Google has collaborated with the University of Oregon for a study on digital wellbeing that delves into how phones affect mental health. In a recent post on the company blog, Dr. Nicholas Allen, the director of the Center for Digital Mental Health at the University of Oregon and a lead researcher for the study, said that this research will help uncover insights that help us all build a future where digital products may support us in living healthier and happier lives.
Allen said in the post that they are using “passive and continuous sensing technology, rather than relying only on self-reports like most other researches done previously”. The study also uses participants’ phones to directly measure many of the well-established building blocks of wellbeing, such as sleep and physical activity.
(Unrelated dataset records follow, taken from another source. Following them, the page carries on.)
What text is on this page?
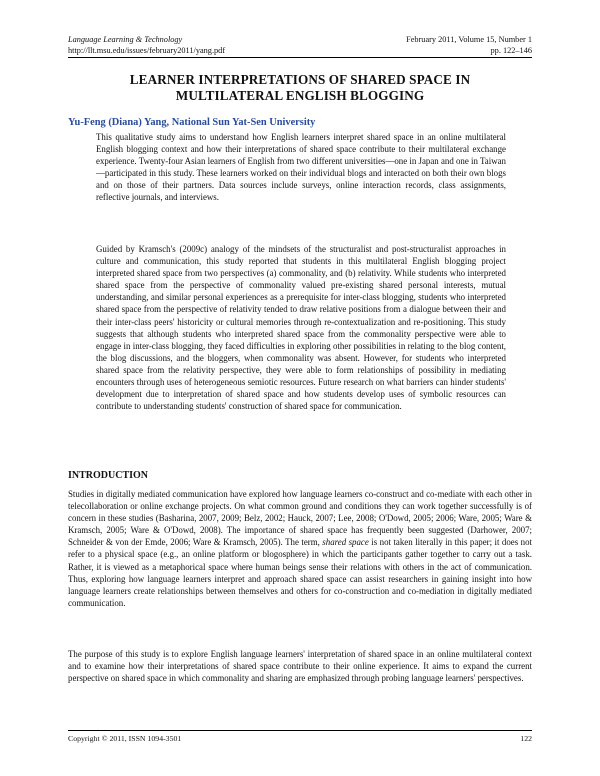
Language Learning & Technology	February 2011, Volume 15, Number 1
http://llt.msu.edu/issues/february2011/yang.pdf	pp. 122–146
LEARNER INTERPRETATIONS OF SHARED SPACE IN
MULTILATERAL ENGLISH BLOGGING
Yu-Feng (Diana) Yang, National Sun Yat-Sen University

This qualitative study aims to understand how English learners interpret shared space in an online multilateral English blogging context and how their interpretations of shared space contribute to their multilateral exchange experience. Twenty-four Asian learners of English from two different universities—one in Japan and one in Taiwan—participated in this study. These learners worked on their individual blogs and interacted on both their own blogs and on those of their partners. Data sources include surveys, online interaction records, class assignments, reflective journals, and interviews.

Guided by Kramsch's (2009c) analogy of the mindsets of the structuralist and post-structuralist approaches in culture and communication, this study reported that students in this multilateral English blogging project interpreted shared space from two perspectives (a) commonality, and (b) relativity. While students who interpreted shared space from the perspective of commonality valued pre-existing shared personal interests, mutual understanding, and similar personal experiences as a prerequisite for inter-class blogging, students who interpreted shared space from the perspective of relativity tended to draw relative positions from a dialogue between their and their inter-class peers' historicity or cultural memories through re-contextualization and re-positioning. This study suggests that although students who interpreted shared space from the commonality perspective were able to engage in inter-class blogging, they faced difficulties in exploring other possibilities in relating to the blog content, the blog discussions, and the bloggers, when commonality was absent. However, for students who interpreted shared space from the relativity perspective, they were able to form relationships of possibility in mediating encounters through uses of heterogeneous semiotic resources. Future research on what barriers can hinder students' development due to interpretation of shared space and how students develop uses of symbolic resources can contribute to understanding students' construction of shared space for communication.

INTRODUCTION

Studies in digitally mediated communication have explored how language learners co-construct and co-mediate with each other in telecollaboration or online exchange projects. On what common ground and conditions they can work together successfully is of concern in these studies (Basharina, 2007, 2009; Belz, 2002; Hauck, 2007; Lee, 2008; O'Dowd, 2005; 2006; Ware, 2005; Ware & Kramsch, 2005; Ware & O'Dowd, 2008). The importance of shared space has frequently been suggested (Darhower, 2007; Schneider & von der Emde, 2006; Ware & Kramsch, 2005). The term, shared space is not taken literally in this paper; it does not refer to a physical space (e.g., an online platform or blogosphere) in which the participants gather together to carry out a task. Rather, it is viewed as a metaphorical space where human beings sense their relations with others in the act of communication. Thus, exploring how language learners interpret and approach shared space can assist researchers in gaining insight into how language learners create relationships between themselves and others for co-construction and co-mediation in digitally mediated communication.

The purpose of this study is to explore English language learners' interpretation of shared space in an online multilateral context and to examine how their interpretations of shared space contribute to their online experience. It aims to expand the current perspective on shared space in which commonality and sharing are emphasized through probing language learners' perspectives.

Copyright © 2011, ISSN 1094-3501	122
However, users will have to give “informed consent” to participate and that the data “will be managed according to strict ethical standards and will only be used for research and to inform better products.” It explicitly says that the data “will never be sold or used for advertising.”
The Health Studies app was introduced in December 2020 with a study into respiratory illnesses. People can use the app to sign up as participants in studies, where it’ll collect their data and aggregate it so researchers can see trends for demographics but not an individual’s personal info.
Those interested to contribute to the digital well-being study can download the app from the Play Store and sign up to participate in the study when it launches on Friday, May 27. The study will track user’s phone usage and health patterns for four weeks, the post said.
Apple is also reportedly working on ways to help detect and diagnose conditions such as depression, anxiety and cognitive decline using Apple Watch and iPhone. According to a September 2021 report published in The Wall Street Journal, researchers hope that analysis of data such as mobility, sleep patterns and how people type could spot behaviours associated with those conditions.
“Other measurements could include facial expression analysis and heart and respiration rates. All of the processing would take place on the device, with no data sent to Apple servers,” said the tech major, which collaborated with the University of California (UCLA), Los Angeles and announced the three-year study in August 2020.
These research studies can have tremendous global impact where people are increasingly looking to reduce mindless screen time to enhance their mental wellbeing and ‘quality of life’. It is even more pertinent in countries like India, which is expected to have a billion smartphone users by 2026 from the current 750 million users in 2021, according to the India edition of Deloitte’s 2022 Global TMT (Technology, Media and Entertainment, Telecom) report released in February this year.
Neel Ratan, retired digital government leader — PwC Global Network, said, “Digital health information of patients with their informed consent and due anonymisation, can be of huge benefit in India’s for healthcare research.”
He added that smartphones using Android and Apple platforms can tremendously aid in this process. However, these initiatives can become seamless only when tied with government's Ayushman Bharat Digital Mission.